すでに「新宿センタービル、新宿パークタワー、損保ジャパン本社ビル」の3棟は長周期地震動対策工事を実施済みです。「新宿三井ビルディング、東京都庁」も長周期地震動対策工事を実施中です。
「日経ケンブラッツ」によると、 ”西新宿地区にある約30棟の超高層ビルのうち実施が明らかになっているのは数棟だが、「ほかのビルも、ほとんど全てが検討はしているのではないか」という声もある。” だそうです。
日経ケンブラッツ(2014/08/05)
長周期地震動対策で先行する新宿副都心
新宿三井ビルディングの長周期地震動対策
三井不動産は、鹿島建設の施工により「新宿三井ビルディング」において、長周期地震動が発生した場合の揺れを大幅に低減させるため、超大型制震装置「TMD(チューンド・マス・ダンパー)」を屋上に設置中です。
引用資料 三井不動産・ニュースリリース(2013/07/29)
「新宿三井ビルディング」で長周期地震動の揺れを半減 日本初 屋上に超大型制震装置(約1,800t)を設置
「新宿三井ビルディング」屋上の棟屋の両側に、超大型制震装置TMD(D3SKY)×6基設置します。
振り子式の1基300トンの錘(すい)×6基設置し、錘(すい)が揺れることで建物の振動エネルギーを吸収して地震の揺れを大幅に抑制します。
更に、低層階コア部に高性能オイルダンパー(HiDAX-e)×48台設置し、建物の揺れに応じてダンパーのオイル流量を制御することにより地震の揺れを抑制します。
TMDとオイルダンパーの設置により、直下型地震から長周期地震動まで、地震の規模や特性にかかわらず制震効果を発揮します。
東日本大震災の長周期地震動に当てはめると揺れを半分以下に低減、揺れの時間も6分の1程度に抑えます。

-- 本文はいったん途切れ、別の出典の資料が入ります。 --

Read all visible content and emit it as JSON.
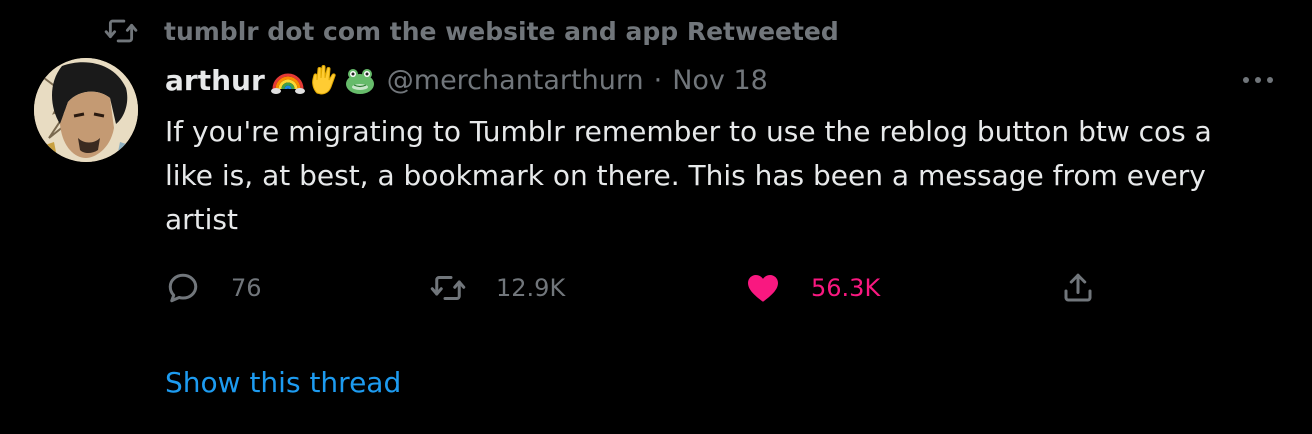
{
  "retweet": {
    "icon": "retweet-icon",
    "text": "tumblr dot com the website and app Retweeted"
  },
  "author": {
    "avatar": "avatar-illustration",
    "display_name": "arthur",
    "name_emojis": [
      "rainbow-emoji",
      "raised-hand-emoji",
      "frog-emoji"
    ],
    "handle": "@merchantarthurn",
    "separator": "·",
    "date": "Nov 18"
  },
  "tweet": {
    "text": "If you're migrating to Tumblr remember to use the reblog button btw cos a\nlike is, at best, a bookmark on there. This has been a message from every\nartist"
  },
  "actions": {
    "reply": {
      "icon": "reply-icon",
      "count": "76"
    },
    "retweet": {
      "icon": "retweet-icon",
      "count": "12.9K"
    },
    "like": {
      "icon": "heart-icon",
      "count": "56.3K",
      "liked": true
    },
    "share": {
      "icon": "share-icon"
    }
  },
  "more": {
    "icon": "more-icon"
  },
  "show_thread": "Show this thread",
  "colors": {
    "background": "#000000",
    "text": "#e7e9ea",
    "muted": "#71767b",
    "link": "#1d9bf0",
    "like": "#f91880"
  }
}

「新宿三井ビルディング」の屋上にクレーンを設置しています。工期は2013年8月中旬~2015年4月末日の予定です。
屋上のクレーンで部材を吊り上げています。
敷地の西側に工事用の構台を設置しています。タワークレーンがありますが、私はこのタワークレーンがビル側面を最高部まで伸びるのかと思っていましたが、構台まで吊り上げる中継のクレーンだったようです。